= Andrea Carè =

Italian opera tenor (born 1981)

Andrea Carè (born 12 August 1981) is an Italian tenor. Born in Turin, he studied at the Giuseppe Verdi Conservatory in Turin.

== Career ==
Carè is a representative of the School of Raina Kabaivanska and he was also among the last students who had the privilege to study with Luciano Pavarotti. He was also the winner of the Spoleto International Opera Competition in 2005.

Since his debut, he has appeared with the Royal Opera House Covent Garden, Grand Théâtre de Genève, Royal Swedish Opera, Bolshoi Theater, Gran Teatre del Liceu, Teatro Regio in Turin, Opéra national du Rhin, Opera di Roma, Deutsche Oper Berlin, Hamburg State Opera, Teatro alla Scala, La Fenice in Venice, Teatro Comunale in Bologna, Teatro Massimo in Palermo, Beijing's National Centre for the Performing Arts, Canadian Opera Company, Vancouver Opera, Palau de Les Arts in Valencia and Savonlinna Opera Festival.

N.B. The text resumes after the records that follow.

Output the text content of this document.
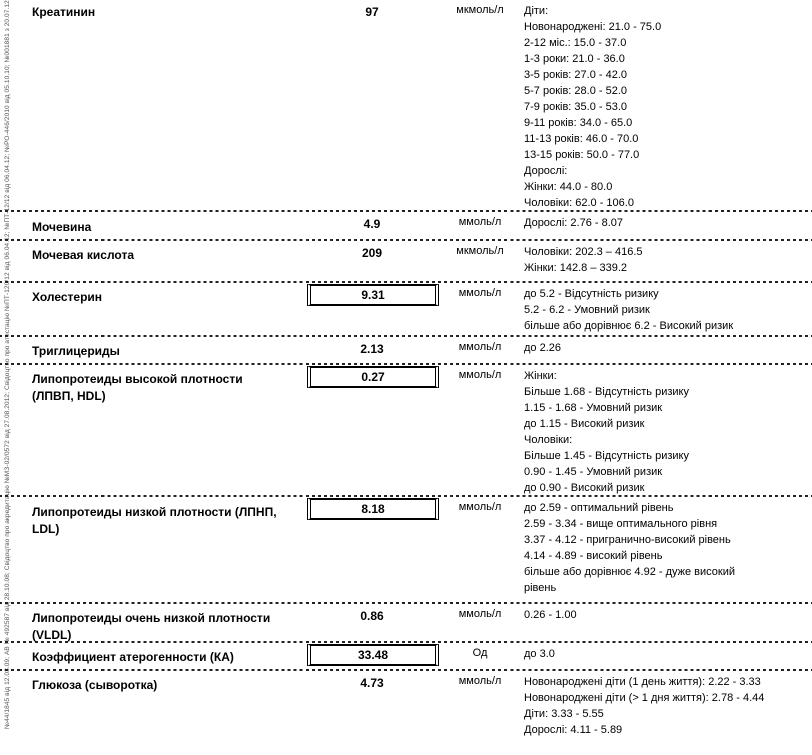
№44/1845 від 12.03.09; АВ № 492587 від 28.10.08; Свідоцтво про акредитацію №МЗ-02/0572 від 27.08.2012; Свідоцтво про атестацію №ПТ-120/12 від 06.04.12; №ПТ-12/12 від 06.04.12; №РО-446/2010 від 05.10.10; №001881 з 20.07.12 Креатинин	97	мкмоль/л	Діти:
Новонароджені: 21.0 - 75.0
2-12 міс.: 15.0 - 37.0
1-3 роки: 21.0 - 36.0
3-5 років: 27.0 - 42.0
5-7 років: 28.0 - 52.0
7-9 років: 35.0 - 53.0
9-11 років: 34.0 - 65.0
11-13 років: 46.0 - 70.0
13-15 років: 50.0 - 77.0
Дорослі:
Жінки: 44.0 - 80.0
Чоловіки: 62.0 - 106.0
Мочевина	4.9	ммоль/л	Дорослі: 2.76 - 8.07
Мочевая кислота	209	мкмоль/л	Чоловіки: 202.3 – 416.5
Жінки: 142.8 – 339.2
Холестерин	9.31	ммоль/л	до 5.2 - Відсутність ризику
5.2 - 6.2 - Умовний ризик
більше або дорівнює 6.2 - Високий ризик
Триглицериды	2.13	ммоль/л	до 2.26
Липопротеиды высокой плотности (ЛПВП, HDL)
0.27	ммоль/л	Жінки:
Більше 1.68 - Відсутність ризику
1.15 - 1.68 - Умовний ризик
до 1.15 - Високий ризик
Чоловіки:
Більше 1.45 - Відсутність ризику
0.90 - 1.45 - Умовний ризик
до 0.90 - Високий ризик
Липопротеиды низкой плотности (ЛПНП, LDL)
8.18	ммоль/л	до 2.59 - оптимальний рівень
2.59 - 3.34 - вище оптимального рівня
3.37 - 4.12 - пригранично-високий рівень
4.14 - 4.89 - високий рівень
більше або дорівнює 4.92 - дуже високий
рівень
Липопротеиды очень низкой плотности (VLDL)
0.86	ммоль/л	0.26 - 1.00
Коэффициент атерогенности (КА)	33.48	Од	до 3.0
Глюкоза (сыворотка)	4.73	ммоль/л	Новонароджені діти (1 день життя): 2.22 - 3.33
Новонароджені діти (> 1 дня життя): 2.78 - 4.44
Діти: 3.33 - 5.55
Дорослі: 4.11 - 5.89
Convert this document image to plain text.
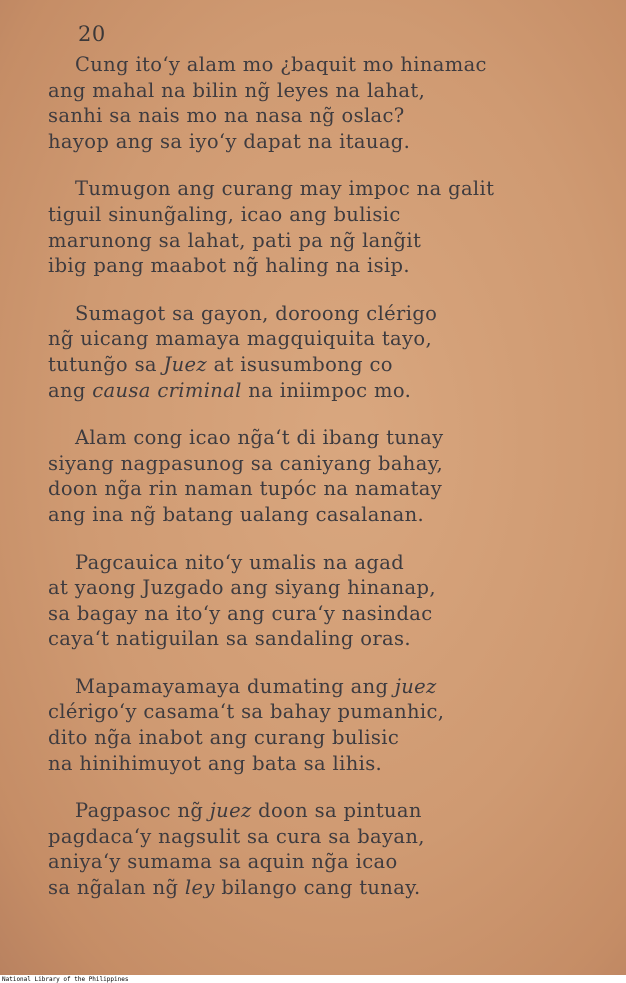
20
Cung ito‘y alam mo ¿baquit mo hinamac
ang mahal na bilin ng̃ leyes na lahat,
sanhi sa nais mo na nasa ng̃ oslac?
hayop ang sa iyo‘y dapat na itauag.
Tumugon ang curang may impoc na galit
tiguil sinung̃aling, icao ang bulisic
marunong sa lahat, pati pa ng̃ lang̃it
ibig pang maabot ng̃ haling na isip.
Sumagot sa gayon, doroong clérigo
ng̃ uicang mamaya magquiquita tayo,
tutung̃o sa Juez at isusumbong co
ang causa criminal na iniimpoc mo.
Alam cong icao ng̃a‘t di ibang tunay
siyang nagpasunog sa caniyang bahay,
doon ng̃a rin naman tupóc na namatay
ang ina ng̃ batang ualang casalanan.
Pagcauica nito‘y umalis na agad
at yaong Juzgado ang siyang hinanap,
sa bagay na ito‘y ang cura‘y nasindac
caya‘t natiguilan sa sandaling oras.
Mapamayamaya dumating ang juez
clérigo‘y casama‘t sa bahay pumanhic,
dito ng̃a inabot ang curang bulisic
na hinihimuyot ang bata sa lihis.
Pagpasoc ng̃ juez doon sa pintuan
pagdaca‘y nagsulit sa cura sa bayan,
aniya‘y sumama sa aquin ng̃a icao
sa ng̃alan ng̃ ley bilango cang tunay.
National Library of the Philippines
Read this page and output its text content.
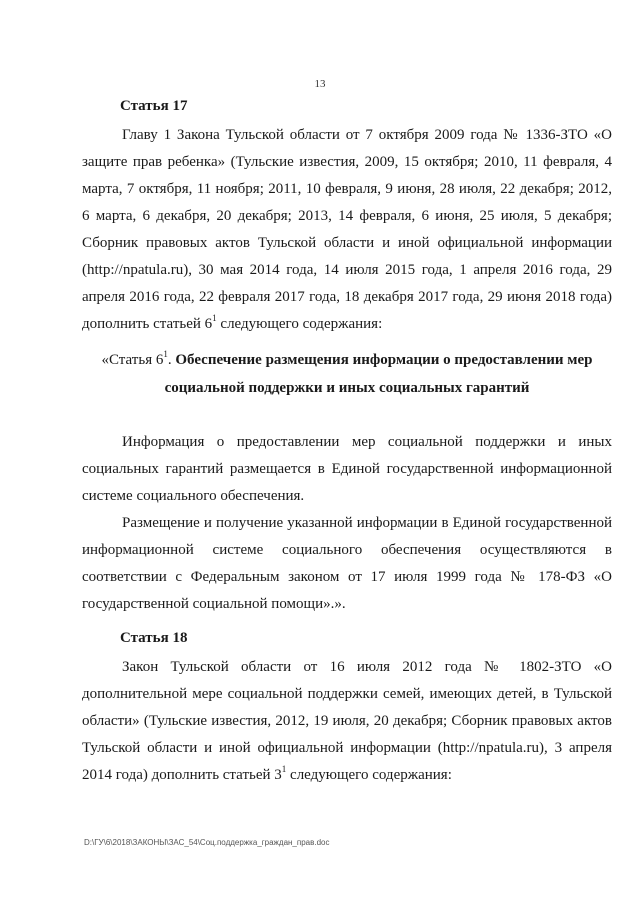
13
Статья 17
Главу 1 Закона Тульской области от 7 октября 2009 года № 1336-ЗТО «О защите прав ребенка» (Тульские известия, 2009, 15 октября; 2010, 11 февраля, 4 марта, 7 октября, 11 ноября; 2011, 10 февраля, 9 июня, 28 июля, 22 декабря; 2012, 6 марта, 6 декабря, 20 декабря; 2013, 14 февраля, 6 июня, 25 июля, 5 декабря; Сборник правовых актов Тульской области и иной официальной информации (http://npatula.ru), 30 мая 2014 года, 14 июля 2015 года, 1 апреля 2016 года, 29 апреля 2016 года, 22 февраля 2017 года, 18 декабря 2017 года, 29 июня 2018 года) дополнить статьей $6^1$ следующего содержания:
«Статья $6^1$. Обеспечение размещения информации о предоставлении мер социальной поддержки и иных социальных гарантий
Информация о предоставлении мер социальной поддержки и иных социальных гарантий размещается в Единой государственной информационной системе социального обеспечения.
Размещение и получение указанной информации в Единой государственной информационной системе социального обеспечения осуществляются в соответствии с Федеральным законом от 17 июля 1999 года № 178-ФЗ «О государственной социальной помощи».».
Статья 18
Закон Тульской области от 16 июля 2012 года № 1802-ЗТО «О дополнительной мере социальной поддержки семей, имеющих детей, в Тульской области» (Тульские известия, 2012, 19 июля, 20 декабря; Сборник правовых актов Тульской области и иной официальной информации (http://npatula.ru), 3 апреля 2014 года) дополнить статьей $3^1$ следующего содержания:
D:\ГУ\6\2018\ЗАКОНЫ\ЗАС_54\Соц.поддержка_граждан_прав.doc
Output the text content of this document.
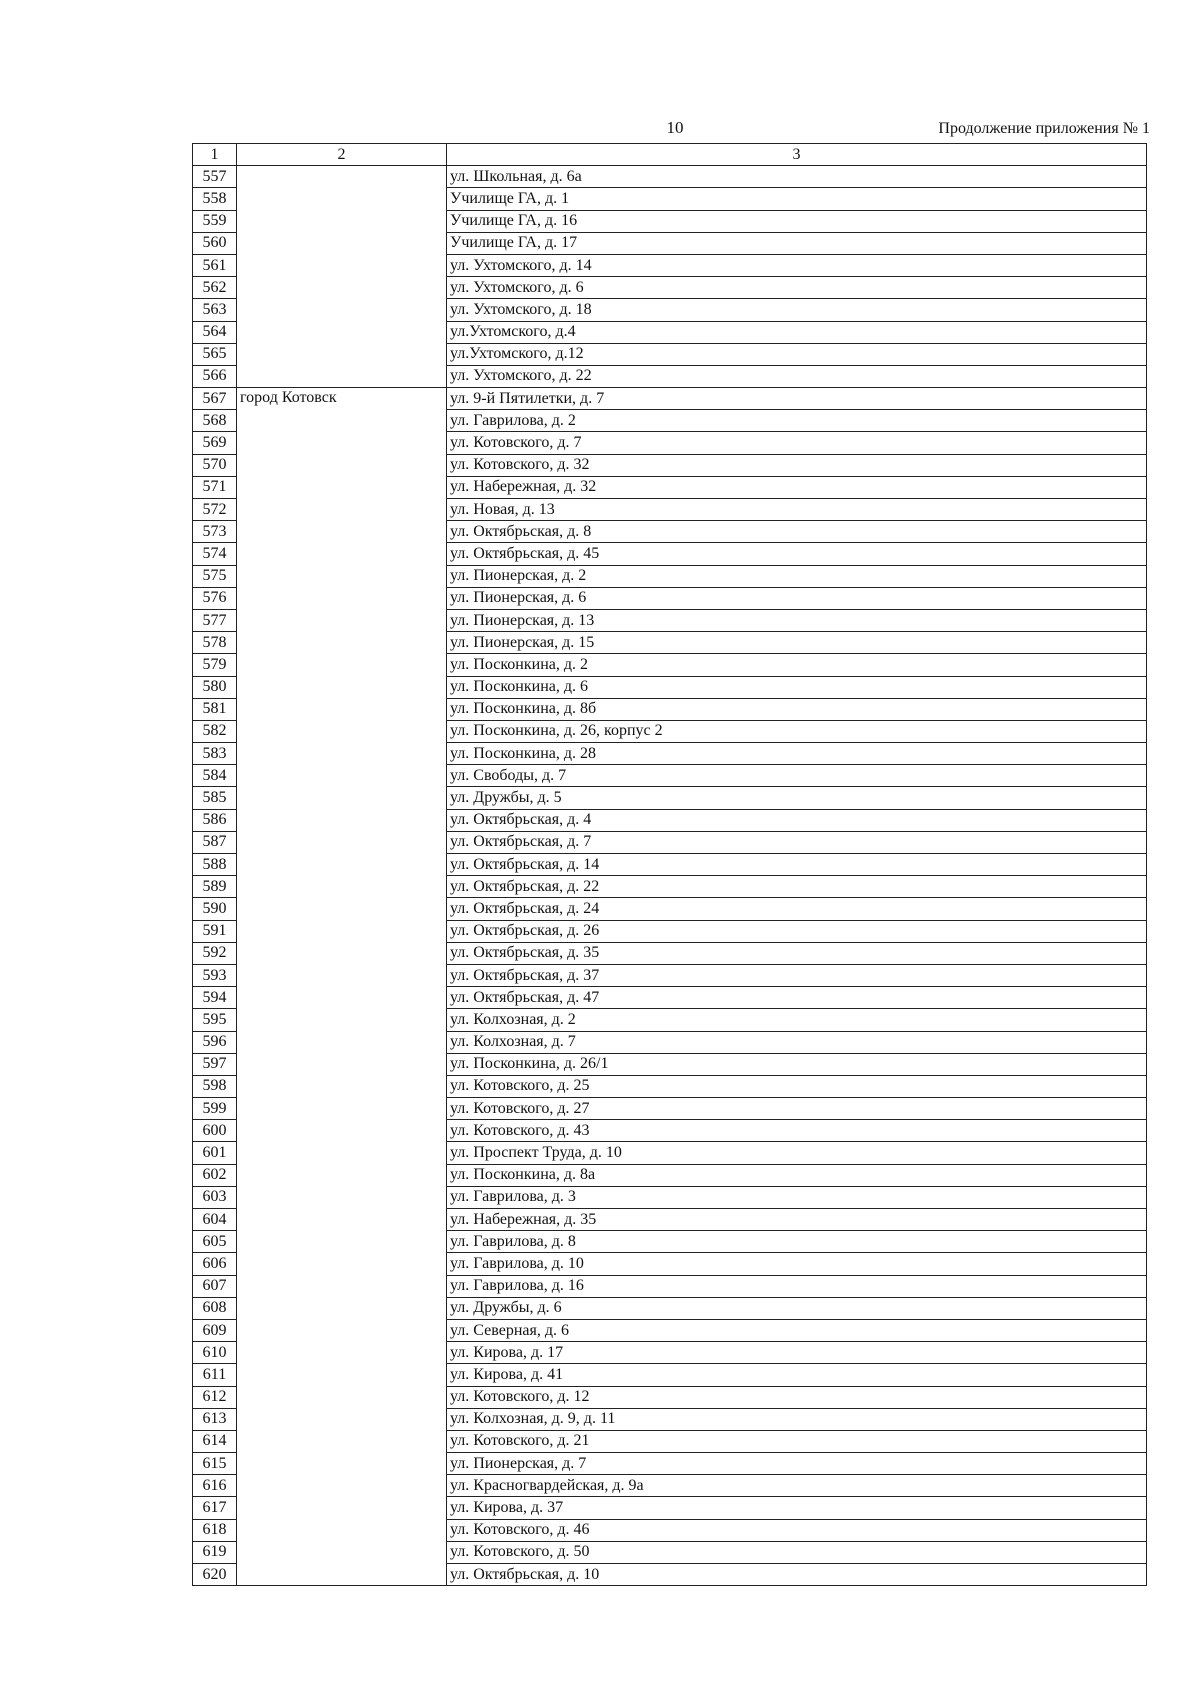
10	Продолжение приложения № 1
1	2	3
557		ул. Школьная, д. 6а
558		Училище ГА, д. 1
559		Училище ГА, д. 16
560		Училище ГА, д. 17
561		ул. Ухтомского, д. 14
562		ул. Ухтомского, д. 6
563		ул. Ухтомского, д. 18
564		ул.Ухтомского, д.4
565		ул.Ухтомского, д.12
566		ул. Ухтомского, д. 22
567	город Котовск	ул. 9-й Пятилетки, д. 7
568		ул. Гаврилова, д. 2
569		ул. Котовского, д. 7
570		ул. Котовского, д. 32
571		ул. Набережная, д. 32
572		ул. Новая, д. 13
573		ул. Октябрьская, д. 8
574		ул. Октябрьская, д. 45
575		ул. Пионерская, д. 2
576		ул. Пионерская, д. 6
577		ул. Пионерская, д. 13
578		ул. Пионерская, д. 15
579		ул. Посконкина, д. 2
580		ул. Посконкина, д. 6
581		ул. Посконкина, д. 8б
582		ул. Посконкина, д. 26, корпус 2
583		ул. Посконкина, д. 28
584		ул. Свободы, д. 7
585		ул. Дружбы, д. 5
586		ул. Октябрьская, д. 4
587		ул. Октябрьская, д. 7
588		ул. Октябрьская, д. 14
589		ул. Октябрьская, д. 22
590		ул. Октябрьская, д. 24
591		ул. Октябрьская, д. 26
592		ул. Октябрьская, д. 35
593		ул. Октябрьская, д. 37
594		ул. Октябрьская, д. 47
595		ул. Колхозная, д. 2
596		ул. Колхозная, д. 7
597		ул. Посконкина, д. 26/1
598		ул. Котовского, д. 25
599		ул. Котовского, д. 27
600		ул. Котовского, д. 43
601		ул. Проспект Труда, д. 10
602		ул. Посконкина, д. 8а
603		ул. Гаврилова, д. 3
604		ул. Набережная, д. 35
605		ул. Гаврилова, д. 8
606		ул. Гаврилова, д. 10
607		ул. Гаврилова, д. 16
608		ул. Дружбы, д. 6
609		ул. Северная, д. 6
610		ул. Кирова, д. 17
611		ул. Кирова, д. 41
612		ул. Котовского, д. 12
613		ул. Колхозная, д. 9, д. 11
614		ул. Котовского, д. 21
615		ул. Пионерская, д. 7
616		ул. Красногвардейская, д. 9а
617		ул. Кирова, д. 37
618		ул. Котовского, д. 46
619		ул. Котовского, д. 50
620		ул. Октябрьская, д. 10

Conductors he has worked with include Daniele Callegari, Paolo Arrivabeni, Bruno Bartoletti, Riccardo Chailly, Gianandrea Noseda, Evelino Pidò, Domingo Hindoyan, Nayden Todorov, Pier Giorgio Morandi, Daniel Oren and Pinchas Steinberg, among others. His operatic roles engagements include the title roles of Don Carlo, Stiffelio, Samson and Sigurd and other prominent roles including Gustavo (Un ballo in maschera), Cavaradossi (Tosca), Enzo Grimaldo (La Gioconda), Pollione (Norma), Giasone (Medea), Pinkerton (Madama Butterfly), and Ctirad (Šárka). His signature roles include Don José (Carmen), which he performed with the Singapore Symphony Orchestra, Bolshoi Theatre in Moscow and most notably at the Royal Opera House Covent Garden.

In 2014 he was awarded with Beniamino Gigli Prize.

He features on the Royal Opera House DVD release of Nabucco also featuring Plácido Domingo, released on Sony Classical (2015).